Steeplechase trainer Jack Fisher, who grew up foxhunting and riding ponies in Pennsylvania, joined Thoroughbred racing’s Hall of Fame in August – standing alongside flat trainer Todd Pletcher in the class of 2021. Pletcher’s horses have earned more in purses than any Thor­ough­bred trainer in history. Fisher won’t ever catch Pletcher in that category, but is the heir apparent to Hall of Famer Jonathan Sheppard, who retired at the end of the 2020 season. Sheppard won 26 National Steeplechase Association champion­ships. His horses earned $24.9 million over jumps. Fisher is at 13 titles and $18 million, both second in history. He’s trained champions and a Hall of Famer. He’s won the Maryland Hunt Cup and the Virginia Gold Cup, the latter 12 times. He trained Saluter, the most accomplished timber horse in U.S. history. And, now, Fisher’s a Hall of Famer. The star yearling, second-highest price at the sale, was bred in Kentucky but he can thank Pennsylvania for his family. Marshall Jenney, owner of Derry Meeting Farm near Unionville, bred the colt’s fifth dam – Mrs. Penny – and watched her win major races in England, France and the United States. Mrs. Penny’s daughter Mrs. Jenney won two races in England and one each at Garden State Park and Penn National. Mrs. Jenney’s daughter A Votre Sante won two races in France. A Votre Sante’s daughter Vole Vole Monamour won a single race, and produced six winners. A daughter, Dame Dorothy, won seven races including a Grade 1.

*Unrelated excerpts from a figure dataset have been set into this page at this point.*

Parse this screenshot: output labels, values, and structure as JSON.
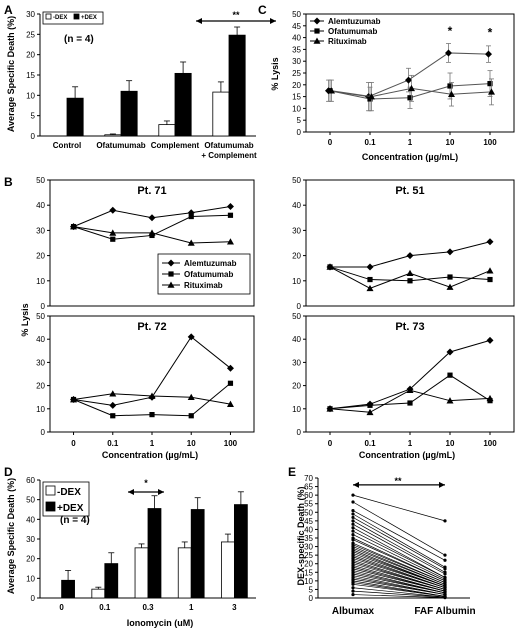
{
  "panels": {
    "A": {
      "label": "A",
      "chart_data": {
        "type": "bar",
        "ylabel": "Average Specific Death (%)",
        "ylim": [
          0,
          30
        ],
        "yticks": [
          0,
          5,
          10,
          15,
          20,
          25,
          30
        ],
        "categories": [
          "Control",
          "Ofatumumab",
          "Complement",
          "Ofatumumab + Complement"
        ],
        "category_lines": [
          [
            "Control"
          ],
          [
            "Ofatumumab"
          ],
          [
            "Complement"
          ],
          [
            "Ofatumumab",
            "+ Complement"
          ]
        ],
        "series": [
          {
            "name": "-DEX",
            "color": "#ffffff",
            "values": [
              0,
              0.3,
              2.8,
              10.8
            ],
            "errors": [
              0,
              0.2,
              0.9,
              2.5
            ]
          },
          {
            "name": "+DEX",
            "color": "#000000",
            "values": [
              9.3,
              11,
              15.4,
              24.8
            ],
            "errors": [
              2.8,
              2.6,
              2.8,
              2.0
            ]
          }
        ],
        "annotation": "(n = 4)",
        "significance": "**",
        "legend_position": "top-left"
      }
    },
    "C": {
      "label": "C",
      "chart_data": {
        "type": "line",
        "ylabel": "% Lysis",
        "xlabel": "Concentration (µg/mL)",
        "ylim": [
          0,
          50
        ],
        "yticks": [
          0,
          5,
          10,
          15,
          20,
          25,
          30,
          35,
          40,
          45,
          50
        ],
        "x": [
          "0",
          "0.1",
          "1",
          "10",
          "100"
        ],
        "series": [
          {
            "name": "Alemtuzumab",
            "marker": "diamond",
            "values": [
              17.5,
              15,
              22,
              33.5,
              33
            ],
            "errors": [
              4.5,
              6,
              5,
              4,
              3.5
            ]
          },
          {
            "name": "Ofatumumab",
            "marker": "square",
            "values": [
              17.5,
              14,
              14.5,
              19.5,
              20.5
            ],
            "errors": [
              4.5,
              5,
              4.5,
              5.5,
              5.5
            ]
          },
          {
            "name": "Rituximab",
            "marker": "triangle",
            "values": [
              17.5,
              15,
              18.5,
              16,
              17
            ],
            "errors": [
              4.5,
              6,
              5.5,
              5,
              5.5
            ]
          }
        ],
        "significance": [
          "*",
          "*"
        ],
        "legend_position": "top-left"
      }
    },
    "B": {
      "label": "B",
      "ylabel": "% Lysis",
      "xlabel": "Concentration (µg/mL)",
      "legend": [
        "Alemtuzumab",
        "Ofatumumab",
        "Rituximab"
      ],
      "chart_data": [
        {
          "type": "line",
          "title": "Pt. 71",
          "x": [
            "0",
            "0.1",
            "1",
            "10",
            "100"
          ],
          "ylim": [
            0,
            50
          ],
          "yticks": [
            0,
            10,
            20,
            30,
            40,
            50
          ],
          "series": [
            {
              "name": "Alemtuzumab",
              "marker": "diamond",
              "values": [
                31.5,
                38,
                35,
                37,
                39.5
              ]
            },
            {
              "name": "Ofatumumab",
              "marker": "square",
              "values": [
                31.5,
                26.5,
                28,
                35.5,
                36
              ]
            },
            {
              "name": "Rituximab",
              "marker": "triangle",
              "values": [
                31.5,
                29,
                29,
                25,
                25.5
              ]
            }
          ]
        },
        {
          "type": "line",
          "title": "Pt. 51",
          "x": [
            "0",
            "0.1",
            "1",
            "10",
            "100"
          ],
          "ylim": [
            0,
            50
          ],
          "yticks": [
            0,
            10,
            20,
            30,
            40,
            50
          ],
          "series": [
            {
              "name": "Alemtuzumab",
              "marker": "diamond",
              "values": [
                15.5,
                15.5,
                20,
                21.5,
                25.5
              ]
            },
            {
              "name": "Ofatumumab",
              "marker": "square",
              "values": [
                15.5,
                10.5,
                10,
                11.5,
                10.5
              ]
            },
            {
              "name": "Rituximab",
              "marker": "triangle",
              "values": [
                15.5,
                7,
                13,
                7.5,
                14
              ]
            }
          ]
        },
        {
          "type": "line",
          "title": "Pt. 72",
          "x": [
            "0",
            "0.1",
            "1",
            "10",
            "100"
          ],
          "ylim": [
            0,
            50
          ],
          "yticks": [
            0,
            10,
            20,
            30,
            40,
            50
          ],
          "series": [
            {
              "name": "Alemtuzumab",
              "marker": "diamond",
              "values": [
                14,
                11.5,
                15,
                41,
                27.5
              ]
            },
            {
              "name": "Ofatumumab",
              "marker": "square",
              "values": [
                14,
                7,
                7.5,
                7,
                21
              ]
            },
            {
              "name": "Rituximab",
              "marker": "triangle",
              "values": [
                14,
                16.5,
                15.5,
                15,
                12
              ]
            }
          ]
        },
        {
          "type": "line",
          "title": "Pt. 73",
          "x": [
            "0",
            "0.1",
            "1",
            "10",
            "100"
          ],
          "ylim": [
            0,
            50
          ],
          "yticks": [
            0,
            10,
            20,
            30,
            40,
            50
          ],
          "series": [
            {
              "name": "Alemtuzumab",
              "marker": "diamond",
              "values": [
                10,
                12,
                18.5,
                34.5,
                39.5
              ]
            },
            {
              "name": "Ofatumumab",
              "marker": "square",
              "values": [
                10,
                11.5,
                12.5,
                24.5,
                13.5
              ]
            },
            {
              "name": "Rituximab",
              "marker": "triangle",
              "values": [
                10,
                8.5,
                18,
                13.5,
                14.5
              ]
            }
          ]
        }
      ]
    },
    "D": {
      "label": "D",
      "chart_data": {
        "type": "bar",
        "ylabel": "Average Specific Death (%)",
        "xlabel": "Ionomycin (uM)",
        "ylim": [
          0,
          60
        ],
        "yticks": [
          0,
          10,
          20,
          30,
          40,
          50,
          60
        ],
        "categories": [
          "0",
          "0.1",
          "0.3",
          "1",
          "3"
        ],
        "series": [
          {
            "name": "-DEX",
            "color": "#ffffff",
            "values": [
              0,
              4.5,
              25.5,
              25.5,
              28.5
            ],
            "errors": [
              0,
              1,
              2,
              3,
              4
            ]
          },
          {
            "name": "+DEX",
            "color": "#000000",
            "values": [
              9,
              17.5,
              45.5,
              45,
              47.5
            ],
            "errors": [
              5,
              5.5,
              6.5,
              6,
              6.5
            ]
          }
        ],
        "annotation": "(n = 4)",
        "significance": "*",
        "legend_position": "top-left"
      }
    },
    "E": {
      "label": "E",
      "chart_data": {
        "type": "line",
        "ylabel": "DEX-specific Death (%)",
        "categories": [
          "Albumax",
          "FAF Albumin"
        ],
        "ylim": [
          0,
          70
        ],
        "yticks": [
          0,
          5,
          10,
          15,
          20,
          25,
          30,
          35,
          40,
          45,
          50,
          55,
          60,
          65,
          70
        ],
        "pairs": [
          [
            60,
            45
          ],
          [
            56,
            25
          ],
          [
            51,
            22
          ],
          [
            49,
            18
          ],
          [
            47,
            17
          ],
          [
            45,
            15
          ],
          [
            43,
            14
          ],
          [
            41,
            12
          ],
          [
            39,
            12
          ],
          [
            37,
            11
          ],
          [
            35,
            10
          ],
          [
            34,
            10
          ],
          [
            32,
            9
          ],
          [
            31,
            9
          ],
          [
            30,
            8
          ],
          [
            29,
            8
          ],
          [
            28,
            7
          ],
          [
            27,
            7
          ],
          [
            26,
            7
          ],
          [
            25,
            6
          ],
          [
            24,
            6
          ],
          [
            23,
            6
          ],
          [
            22,
            5
          ],
          [
            21,
            5
          ],
          [
            20,
            5
          ],
          [
            19,
            4
          ],
          [
            18,
            4
          ],
          [
            17,
            4
          ],
          [
            16,
            3
          ],
          [
            15,
            3
          ],
          [
            14,
            3
          ],
          [
            13,
            2
          ],
          [
            12,
            2
          ],
          [
            11,
            2
          ],
          [
            10,
            1
          ],
          [
            9,
            1
          ],
          [
            8,
            1
          ],
          [
            6,
            0.5
          ],
          [
            4,
            0.5
          ],
          [
            2,
            0.2
          ]
        ],
        "significance": "**"
      }
    }
  }
}
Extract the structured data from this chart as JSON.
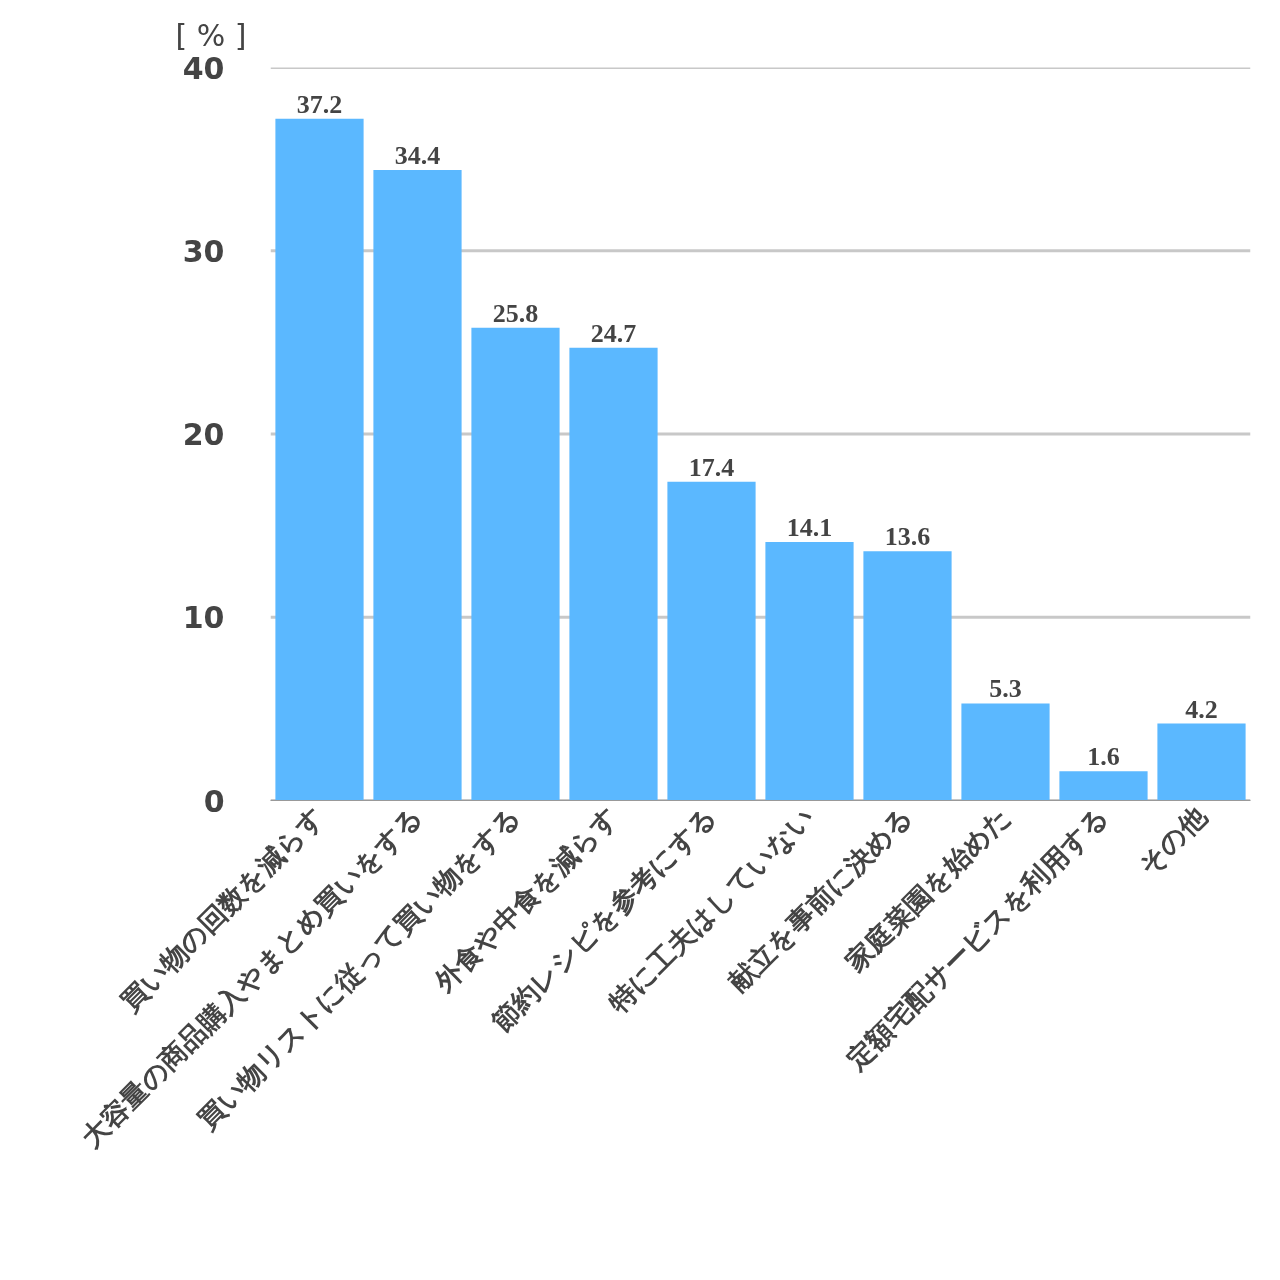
{
  "chart_data": {
    "type": "bar",
    "ylabel": "[ % ]",
    "categories": [
      "買い物の回数を減らす",
      "大容量の商品購入やまとめ買いをする",
      "買い物リストに従って買い物をする",
      "外食や中食を減らす",
      "節約レシピを参考にする",
      "特に工夫はしていない",
      "献立を事前に決める",
      "家庭菜園を始めた",
      "定額宅配サービスを利用する",
      "その他"
    ],
    "values": [
      37.2,
      34.4,
      25.8,
      24.7,
      17.4,
      14.1,
      13.6,
      5.3,
      1.6,
      4.2
    ],
    "color": "#5bb8ff",
    "ylim": [
      0,
      40
    ],
    "yticks": [
      0,
      10,
      20,
      30,
      40
    ],
    "grid": "y",
    "data_labels": true
  }
}
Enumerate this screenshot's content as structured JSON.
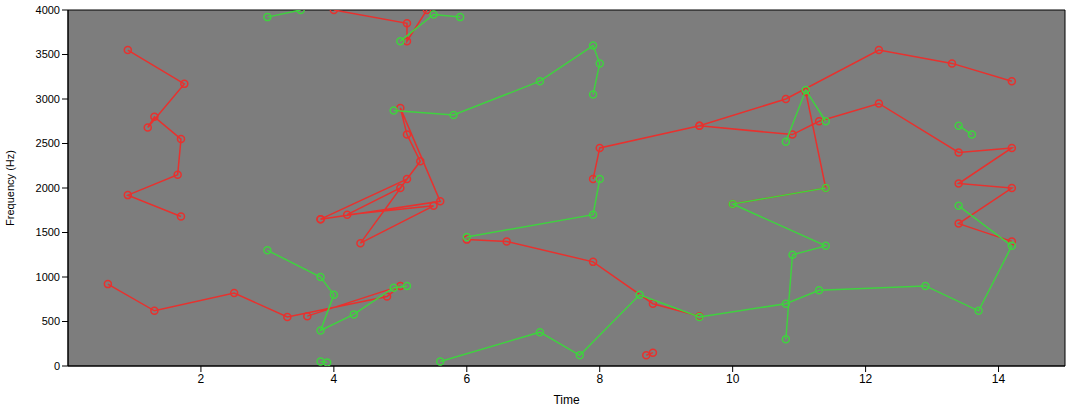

Each of those mares was bred in Pennsylvania, and each bred or owned by Jenney, a Saratoga fixture for years with a consignment of yearlings from those bloodlines and others. Jenney sold the game-changing stallion Danzig at Saratoga in 1978. He did it again with Unbridled’s Song in 1994. A colt out of Mrs. Jenney, Unaccounted For, was part of Jenney’s 1992 consignment at Saratoga and won the Whitney in 1995. Derry Meeting sold at least four seven-figure yearlings at Saratoga, one the year after Jenney died in 2000. The names of Derry Meeting horses dot the commemorative signs above stall doors at Fasig-Tipton’s Saratoga sales grounds, showcasing Jenney’s long shadow – which got a little bit longer in 2021.